La oración es expresión de vida interior
La adoración de Dios es la garantía de la pureza del espíritu. Mientras el hombre adore; mientras se incline ante Dios como ante Aquel que “es digno de recibir la gloria, el honor y el poder”, porque Él es el Verdadero y el Santo, estará a resguardo de la mentira.
La pureza y la salud de espíritu constituyen la fortaleza más grande para la mente, pero también -teniendo en cuenta la condición humana- lo más vulnerable y lo más sujeto a seducción en el plano del ser. Necesitan protección. Tiene que haber algo por lo cual el espíritu humano pueda discernir siempre lo verdadero de lo falso, lo puro de lo impuro. Que el hombre no haga lo que ha discernido como justo, es malo y lo hace “reo de juicio”. Sin embargo es mucho más terrible la confusión en la relación con la verdad misma; la mentira que entenebrece ya la mirada, porque está asentada en el espíritu. Por eso tiene que haber algo por lo cual el corazón se renueve continuamente en la verdad, el espíritu se purifique, la mirada se aclare, la persona tome conciencia de sus obligaciones. Eso es la adoración. No hay nada más importante para el hombre que aprender a inclinarse ante Dios con todo su ser interior; despejarle espacio para que Él ingrese y sea el Verdadero, precisamente porque Él es digno de serlo. Pensar, concebir interiormente que Dios, en virtud de Su verdad, es digno de adoración infinita y total, es algo santo y grande, algo que cura de raíz.
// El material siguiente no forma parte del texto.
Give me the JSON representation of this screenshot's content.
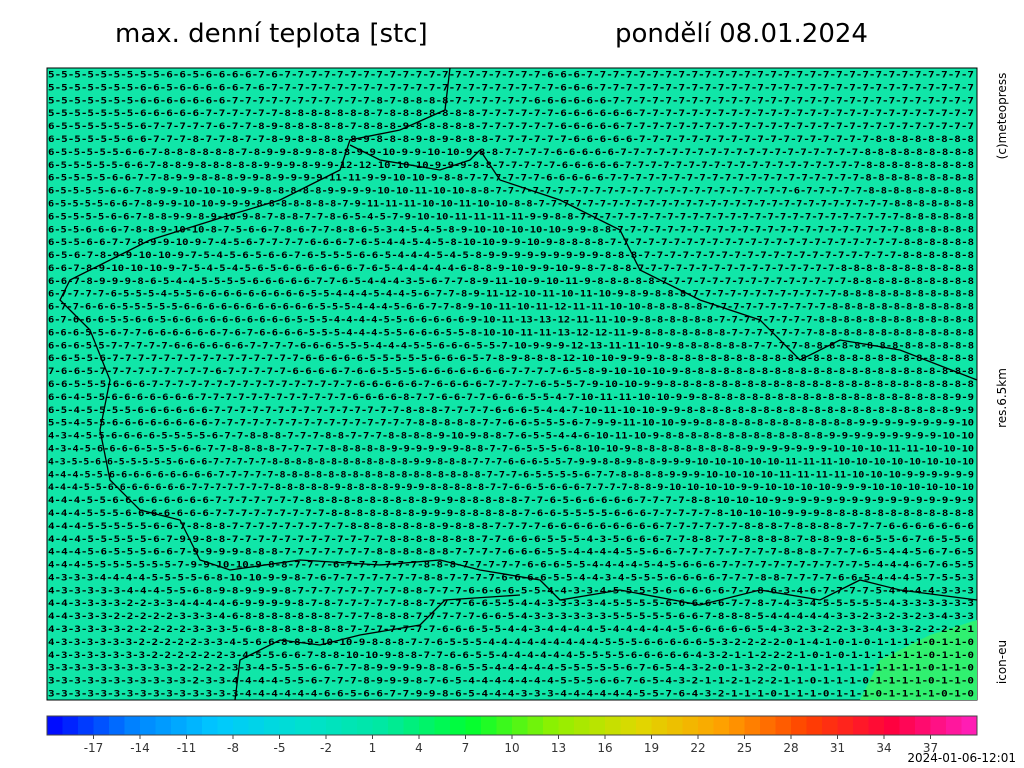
{
  "header": {
    "title": "max. denní teplota [stc]",
    "date": "pondělí 08.01.2024"
  },
  "side_labels": {
    "copyright": "(c)meteopress",
    "resolution": "res.6.5km",
    "model": "icon-eu"
  },
  "grid": {
    "rows": [
      "5-5-5-5-5-5-5-5-5-6-6-5-6-6-6-6-7-6-7-7-7-7-7-7-7-7-7-7-7-7-7-7-7-7-7-7-7-7-6-6-6-7-7-7-7-7-7-7-7-7-7-7-7-7-7-7-7-7-7-7-7-7-7-7-7-7-7-7-7-7-7",
      "5-5-5-5-5-5-5-6-6-5-6-6-6-6-6-7-6-7-7-7-7-7-7-7-7-7-7-7-7-7-7-7-7-7-7-7-7-7-7-6-6-6-7-7-7-7-7-7-7-7-7-7-7-7-7-7-7-7-7-7-7-7-7-7-7-7-7-7-7-7-7",
      "5-5-5-5-5-5-5-6-6-6-6-6-6-6-7-7-7-7-7-7-7-7-7-7-7-8-7-8-8-8-8-7-7-7-7-7-7-6-6-6-6-6-6-7-7-7-7-7-7-7-7-7-7-7-7-7-7-7-7-7-7-7-7-7-7-7-7-7-7-7-7",
      "5-5-5-5-5-5-5-6-6-6-6-6-7-7-7-7-7-7-8-8-8-8-8-8-8-7-8-8-8-8-8-8-8-7-7-7-7-7-7-6-6-6-6-6-6-7-7-7-7-7-7-7-7-7-7-7-7-7-7-7-7-7-7-7-7-7-7-7-7-7-7",
      "6-5-5-5-5-5-5-6-7-7-7-7-7-6-7-7-8-9-8-8-8-8-8-7-8-8-8-9-8-8-8-8-8-7-7-7-7-7-7-6-6-6-6-6-7-7-7-7-7-7-7-7-7-7-7-7-7-7-7-7-7-7-7-7-7-7-7-7-7-7-7",
      "6-5-5-5-5-5-6-6-7-7-7-8-7-7-8-7-7-8-9-8-8-8-8-8-9-8-8-8-9-8-9-8-8-8-7-7-7-7-7-7-6-6-6-6-6-7-7-7-7-7-7-7-7-7-7-7-7-7-7-7-7-7-7-8-8-8-8-8-8-8-8",
      "6-5-5-5-5-5-6-6-7-8-8-8-8-8-8-7-8-9-9-8-9-8-8-8-9-9-10-9-9-10-10-9-8-8-7-7-7-7-6-6-6-6-6-7-7-7-7-7-7-7-7-7-7-7-7-7-7-7-7-7-7-7-8-8-8-8-8-8-8-8-8",
      "6-5-5-5-5-5-6-6-7-8-8-9-8-8-8-8-8-9-9-9-8-9-9-12-12-10-10-10-9-9-9-8-8-7-7-7-7-7-6-6-6-6-6-7-7-7-7-7-7-7-7-7-7-7-7-7-7-7-7-7-7-7-8-8-8-8-8-8-8-8-8",
      "6-5-5-5-5-6-6-7-7-8-9-9-8-8-8-9-9-8-9-9-9-9-11-11-9-9-10-10-9-8-8-7-7-7-7-7-7-6-6-6-6-6-7-7-7-7-7-7-7-7-7-7-7-7-7-7-7-7-7-7-7-7-8-8-8-8-8-8-8-8-8",
      "6-5-5-5-5-6-6-7-8-9-9-10-10-10-9-9-8-8-8-8-8-9-9-9-9-10-10-11-10-10-8-8-7-7-7-7-7-7-7-7-7-7-7-7-7-7-7-7-7-7-7-7-7-7-7-7-6-7-7-7-7-7-8-8-8-8-8-8-8-8-8",
      "6-5-5-5-5-6-6-7-8-9-9-10-10-9-9-9-8-8-8-8-8-8-8-7-9-11-11-11-10-10-11-10-10-8-8-7-7-7-7-7-7-7-7-7-7-7-7-7-7-7-7-7-7-7-7-7-7-7-7-7-7-7-7-7-8-8-8-8-8-8-8",
      "6-5-5-5-5-6-6-7-8-8-9-9-8-9-10-9-8-7-8-8-7-7-8-6-5-4-5-7-9-10-10-11-11-11-11-9-9-8-8-7-7-7-7-7-7-7-7-7-7-7-7-7-7-7-7-7-7-7-7-7-7-7-7-7-7-8-8-8-8-8-8",
      "6-5-5-6-6-6-7-8-8-9-10-10-8-7-5-6-6-7-8-6-7-7-8-8-6-5-3-4-5-4-5-8-9-10-10-10-10-10-9-9-8-8-7-7-7-7-7-7-7-7-7-7-7-7-7-7-7-7-7-7-7-7-7-7-7-8-8-8-8-8-8",
      "6-5-5-6-6-7-7-8-9-9-10-9-7-4-5-6-7-7-7-7-6-6-6-7-6-5-4-4-5-4-5-8-10-10-9-9-10-9-8-8-8-8-7-7-7-7-7-7-7-7-7-7-7-7-7-7-7-7-7-7-7-7-7-7-7-8-8-8-8-8-8",
      "6-5-6-7-8-9-9-10-10-9-7-5-4-5-6-5-6-6-7-6-5-5-5-6-6-5-4-4-4-5-4-5-8-9-9-9-9-9-9-9-9-9-8-8-8-7-7-7-7-7-7-7-7-7-7-7-7-7-7-7-7-7-7-7-7-8-8-8-8-8-8",
      "6-6-7-8-9-10-10-10-9-7-5-4-5-4-5-6-5-6-6-6-6-6-6-7-6-5-4-4-4-4-4-6-8-8-9-10-9-9-10-9-8-7-8-8-7-7-7-7-7-7-7-7-7-7-7-7-7-7-7-7-8-8-8-8-8-8-8-8-8-8-8",
      "6-6-7-8-9-9-9-8-6-5-4-4-5-5-5-5-6-6-6-6-6-7-7-6-5-4-4-4-3-5-6-7-7-8-9-11-10-9-10-11-9-8-8-8-8-8-7-7-7-7-7-7-7-7-7-7-7-7-7-7-7-8-8-8-8-8-8-8-8-8-8",
      "6-7-7-7-7-6-5-5-5-4-5-5-6-6-6-6-6-6-6-6-6-5-5-4-4-4-5-4-4-5-6-7-7-8-9-11-12-10-11-10-11-10-9-8-9-8-8-8-7-7-7-7-7-7-7-7-7-7-7-7-8-8-8-8-8-8-8-8-8-8-8",
      "6-7-7-6-6-6-5-5-5-5-5-6-6-6-6-6-6-6-6-6-6-6-5-5-5-4-4-4-5-6-6-7-7-8-9-10-11-10-11-12-11-11-10-10-8-8-8-8-8-7-7-7-7-7-7-7-7-7-7-8-8-8-8-8-8-8-8-8-8-8-8",
      "6-7-6-6-6-5-5-6-6-5-6-6-6-6-6-6-6-6-6-6-5-5-5-4-4-4-4-5-5-6-6-6-6-6-9-10-11-13-13-12-11-11-10-9-8-8-8-8-8-8-7-7-7-7-7-7-7-7-8-8-8-8-8-8-8-8-8-8-8-8-8",
      "6-6-6-5-5-6-7-7-6-6-6-6-6-6-7-6-7-6-6-6-6-5-5-5-4-4-4-5-5-6-6-6-5-5-8-10-10-11-11-13-12-12-11-9-8-8-8-8-8-8-8-7-7-7-7-7-7-7-8-8-8-8-8-8-8-8-8-8-8-8-8",
      "6-6-6-5-5-7-7-7-7-7-6-6-6-6-6-6-7-7-7-7-6-6-6-5-5-5-4-4-4-5-5-6-6-6-5-5-7-10-9-9-9-12-13-11-11-10-9-8-8-8-8-8-8-7-7-7-7-8-8-8-8-8-8-8-8-8-8-8-8-8-8",
      "6-6-5-5-6-7-7-7-7-7-7-7-7-7-7-7-7-7-7-7-6-6-6-6-6-5-5-5-5-5-6-6-6-5-7-8-9-8-8-8-12-10-10-9-9-9-8-8-8-8-8-8-8-8-8-8-8-8-8-8-8-8-8-8-8-8-8-8-8-8-8",
      "7-6-6-5-7-7-7-7-7-7-7-7-7-6-7-7-7-7-7-6-6-6-6-7-6-6-5-5-5-6-6-6-6-6-6-6-7-7-7-7-6-5-8-9-10-10-10-9-8-8-8-8-8-8-8-8-8-8-8-8-8-8-8-8-8-8-8-8-8-8-8",
      "6-6-5-5-5-6-6-6-7-7-7-7-7-7-7-7-7-7-7-7-7-7-7-7-6-6-6-6-6-7-6-6-6-6-7-7-7-7-6-5-5-7-9-10-10-9-9-8-8-8-8-8-8-8-8-8-8-8-8-8-8-8-8-8-8-8-8-8-8-8-8",
      "6-6-4-5-5-6-6-6-6-6-6-6-7-7-7-7-7-7-7-7-7-7-7-7-6-6-6-6-8-7-7-6-6-7-7-6-6-6-5-5-4-7-10-11-11-10-10-9-9-8-8-8-8-8-8-8-8-8-8-8-8-8-8-8-8-8-8-8-8-9-9",
      "6-5-4-5-5-5-5-6-6-6-6-6-6-7-7-7-7-7-7-7-7-7-7-7-7-7-7-7-8-8-8-7-7-7-7-6-6-6-5-4-4-7-10-11-10-10-9-9-8-8-8-8-8-8-8-8-8-8-8-8-8-8-8-8-8-8-8-8-8-9-9",
      "5-5-4-5-5-6-6-6-6-6-6-6-6-7-7-7-7-7-7-7-7-7-7-7-7-7-7-7-7-8-8-8-8-8-7-7-6-6-5-5-5-6-7-9-9-11-10-10-9-9-8-8-8-8-8-8-8-8-8-8-8-8-9-9-9-9-9-9-9-9-10",
      "4-3-4-5-5-6-6-6-6-5-5-5-5-6-7-7-8-8-8-7-7-7-8-8-7-7-7-8-8-8-8-9-10-9-8-8-7-6-5-5-4-4-6-10-11-10-9-8-8-8-8-8-8-8-8-8-8-8-8-8-9-9-9-9-9-9-9-9-9-10-10",
      "4-3-4-5-6-6-6-6-5-5-5-6-6-7-7-8-8-8-8-7-7-7-7-8-8-8-8-8-9-9-9-9-9-9-8-8-7-7-6-5-5-5-6-8-10-10-9-8-8-8-8-8-8-8-8-8-9-9-9-9-9-9-9-10-10-10-11-11-10-10-10",
      "4-3-5-5-6-6-5-5-5-5-5-6-6-6-7-7-7-7-7-8-8-8-8-8-8-8-8-8-8-8-8-9-9-8-8-8-7-7-7-6-6-6-5-5-7-9-9-8-8-9-8-8-9-9-9-10-10-10-10-10-11-11-11-10-10-10-10-10-10-10-10",
      "4-4-4-5-5-6-6-6-6-6-6-6-6-6-7-7-7-7-7-8-8-8-8-8-8-8-8-8-8-8-8-8-8-8-8-8-7-7-7-6-5-5-5-5-6-7-7-8-8-8-8-9-9-9-10-10-10-10-11-11-11-11-10-10-10-9-9-9-9-9-9",
      "4-4-4-5-5-6-6-6-6-6-6-6-7-7-7-7-7-7-7-8-8-8-8-8-9-8-8-8-8-9-9-9-8-8-8-8-8-7-7-6-6-5-6-6-6-7-7-7-7-8-8-9-10-10-10-10-9-9-10-10-10-10-9-9-9-10-10-10-10-10-10",
      "4-4-4-5-5-6-6-6-6-6-6-6-6-7-7-7-7-7-7-7-8-8-8-8-8-8-8-8-8-8-9-9-8-8-8-8-8-7-7-6-5-6-6-6-6-6-7-7-7-7-8-8-10-10-10-9-9-9-9-9-9-9-9-9-9-9-9-9-9-9-9",
      "4-4-4-5-5-5-6-6-6-6-6-6-6-7-7-7-7-7-7-7-7-7-8-8-8-8-8-8-8-9-9-9-8-8-8-8-8-7-6-6-5-5-5-5-6-6-6-7-7-7-7-7-8-10-10-10-9-9-9-8-8-8-8-8-8-8-8-8-8-8-8",
      "4-4-4-5-5-5-5-5-6-6-7-8-8-8-7-7-7-7-7-7-7-7-7-8-8-8-8-8-8-8-9-8-8-8-7-7-7-7-6-6-6-6-6-6-6-6-6-7-7-7-7-7-7-8-8-8-7-8-8-8-8-7-7-7-6-6-6-6-6-6-6",
      "4-4-4-5-5-5-5-5-6-7-9-9-8-8-7-7-7-7-7-7-7-7-7-7-7-7-8-8-8-8-8-8-8-7-7-6-6-6-5-5-5-4-3-5-6-6-6-7-7-8-8-7-7-8-8-8-8-7-8-8-9-8-6-5-5-6-7-6-5-5-6",
      "4-4-4-5-6-5-5-5-6-6-7-9-9-9-9-8-8-8-7-7-7-7-7-7-7-8-8-8-8-8-8-7-7-7-7-6-6-6-5-5-4-4-4-4-5-5-6-6-7-7-7-7-7-7-7-7-8-8-8-7-7-7-6-5-4-4-5-6-7-6-5",
      "4-4-4-5-5-5-5-5-5-5-7-9-9-10-10-9-8-8-7-7-7-6-7-7-7-7-7-7-8-8-8-7-7-7-7-7-6-6-6-5-5-4-4-4-4-5-4-5-6-6-6-7-7-7-7-7-7-7-7-7-7-7-5-4-4-4-6-7-6-5-5",
      "4-3-3-3-4-4-4-4-5-5-5-5-6-8-10-10-9-9-8-7-6-7-7-7-7-7-7-7-8-8-7-7-7-7-6-6-6-6-5-5-4-4-3-4-5-5-5-6-6-6-6-7-7-7-8-8-7-7-7-7-6-6-5-4-4-4-5-7-5-5-3",
      "4-3-3-3-3-3-4-4-4-5-5-6-8-9-8-9-9-9-8-7-7-7-7-7-7-7-7-8-8-7-7-7-6-6-6-6-5-5-4-4-3-3-4-5-5-5-5-6-6-6-6-6-7-7-8-6-3-4-6-7-7-7-7-5-4-4-4-4-3-3-3",
      "4-4-3-3-3-3-2-2-3-3-4-4-4-4-6-9-9-9-9-8-7-8-7-7-7-7-7-8-8-7-7-7-6-6-5-5-4-4-3-3-3-3-4-5-5-5-5-6-6-6-6-6-7-7-8-7-4-3-4-5-5-5-5-5-4-3-3-3-3-3-3",
      "4-4-3-3-3-2-2-2-2-2-3-3-3-4-6-8-8-8-8-8-8-8-7-7-7-8-8-8-7-7-7-7-7-6-6-5-4-3-3-3-3-3-3-5-5-5-5-5-6-6-7-8-8-8-5-4-4-4-4-4-3-3-2-3-2-3-2-3-4-3-3",
      "4-3-3-3-3-3-2-2-2-2-2-3-3-3-5-6-8-8-8-8-8-8-8-7-7-7-7-7-7-7-6-6-6-5-5-4-4-3-4-4-4-4-5-4-4-4-4-4-5-6-6-6-6-6-5-4-3-2-3-2-2-3-3-4-3-3-2-2-2-2-1",
      "4-3-3-3-3-3-3-2-2-2-2-2-3-3-4-5-6-6-8-8-9-10-10-9-8-8-8-7-7-6-5-5-5-4-4-4-4-4-4-4-4-4-5-5-5-6-6-6-6-6-5-3-2-2-2-2-0-1-4-1-0-1-0-1-1-1-1-0-1-1-0",
      "4-3-3-3-3-3-3-3-2-2-2-2-2-2-3-4-5-5-6-6-7-8-8-10-10-9-8-8-7-7-6-6-5-5-4-4-4-4-4-4-5-5-5-5-6-6-6-6-6-4-3-2-1-1-2-2-2-1-0-1-0-1-1-1-1-1-1-0-1-1-0",
      "3-3-3-3-3-3-3-3-3-3-2-2-2-2-3-3-4-5-5-5-6-6-7-7-8-9-9-9-9-8-8-6-5-5-4-4-4-4-4-5-5-5-5-5-6-7-6-5-4-3-2-0-1-3-2-2-0-1-1-1-1-1-1-1-1-1-1-0-1-1-0",
      "3-3-3-3-3-3-3-3-3-3-3-2-3-3-4-4-4-4-5-5-6-7-7-7-8-9-9-9-8-7-6-5-4-4-4-4-4-4-4-5-5-5-6-6-7-6-5-4-3-2-1-1-2-1-2-2-1-1-0-1-1-1-0-1-1-1-1-0-1-1-0",
      "3-3-3-3-3-3-3-3-3-3-3-3-3-3-3-4-4-4-4-4-4-6-6-5-6-6-7-7-9-9-8-6-5-4-4-4-3-3-3-4-4-4-4-4-4-5-5-7-6-4-3-2-1-1-1-0-1-1-1-0-1-1-1-0-1-1-1-1-0-1-0"
    ]
  },
  "colorbar": {
    "lim": [
      -20,
      40
    ],
    "ticks": [
      -17,
      -14,
      -11,
      -8,
      -5,
      -2,
      1,
      4,
      7,
      10,
      13,
      16,
      19,
      22,
      25,
      28,
      31,
      34,
      37
    ],
    "colors": [
      "#0000ff",
      "#0080ff",
      "#00c8ff",
      "#00e0d0",
      "#00e8a0",
      "#00ff30",
      "#90f000",
      "#e0d800",
      "#ffa000",
      "#ff4000",
      "#ff0040",
      "#ff20c0"
    ],
    "timestamp": "2024-01-06-12:01"
  }
}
En estas meditaciones hemos hablado poco de cosas prácticas. Nuestra mira estuvo puesta siempre en la comprensión de Cristo. Pero aquí diremos algo práctico precisamente porque hemos enfocado algo de la realidad última que sostiene nuestra existencia. Deberíamos obligarnos al cultivo de la adoración. Hay dos tiempos del día que son especialmente significativos para ello: la mañana y la tarde. Nosotros, hombres de hoy, no percibimos ya con fuerza su significado, porque ni el despuntar de la luz ni la caída de la noche revisten ya el poder que tenían sobre el hombre que estaba más fuertemente vinculado a la naturaleza. Pero de alguna manera también nosotros sentimos, sin tomar conciencia cabal de ello, que en el inicio del día se recrea el inicio de nuestra vida, y que el fin del día anticipa el fin de nuestra vida. Estos son los tiempos apropiados para la adoración; es entonces cuando debemos practicarla. Practicar, vale decir, no sólo realizarla cuando nos sintamos motivados a ello. La oración no sólo es expresión de vida interior que quiere aflorar, sino también acción del hombre que se educa a sí mismo.
Adorar a Dios no nos resulta fácil por naturaleza, sino que tenemos que aprenderlo; y para ello hay que ejercitarse. Arrodillarnos y tomar conciencia de que Dios es y reina; de que Él es digno de tener todo el poder: es Digno de ser Dios… Quizás descubramos una gran dulzura en el pensamiento de que Dios es digno de ser Dios. Meditando este pensamiento, los santos ardían de amor.
Si necesitamos fórmulas de adoración, busquémoslas en la Sagrada Escritura. En el Apocalipsis (4, 1-11) hemos aprendido una. En el capítulo séptimo hallamos otra: “Y todos los Ángeles que estaban en pie alrededor del trono de los ancianos y de los cuatro Vivientes, se postraron delante del trono, rostro en tierra, y adoraron a Dios diciendo: Amén, alabanza, gloria, sabiduría, acción de gracias, honor, poder y fuerza, a nuestro Dios por los siglos de los siglos. Amén” (7, 11-12)… Entre los Salmos hay algunos magníficos, transidos de adoración. Así mismo en los profetas se encuentran textos admirables… Pero quizás las palabras broten espontáneamente de nosotros. O nuestro corazón no necesite de palabras, y se incline colmado de saber y de respeto. Pero también puede suceder que nos sintamos embotados, cansados o mal dispuestos. En esos momentos ya será algo el hecho de ponerse en presencia de Dios y permanecer un rato -expresémoslo de la manera más sencilla- con una actitud de respeto. Esos momentos tendrán efecto sobre nuestra vida, generarán verdad; especialmente cuando los hagamos fructificar en acciones concretas: por ejemplo, dejar de decir una mentira porque Dios es la verdad; o hacerle justicia al prójimo porque Dios está sentado en el trono de su santidad.
Guardini, Romano, El Señor. Meditaciones sobre la persona y la vida de Jesucristo, Lumen, Buenos Aires, 2000, p.639.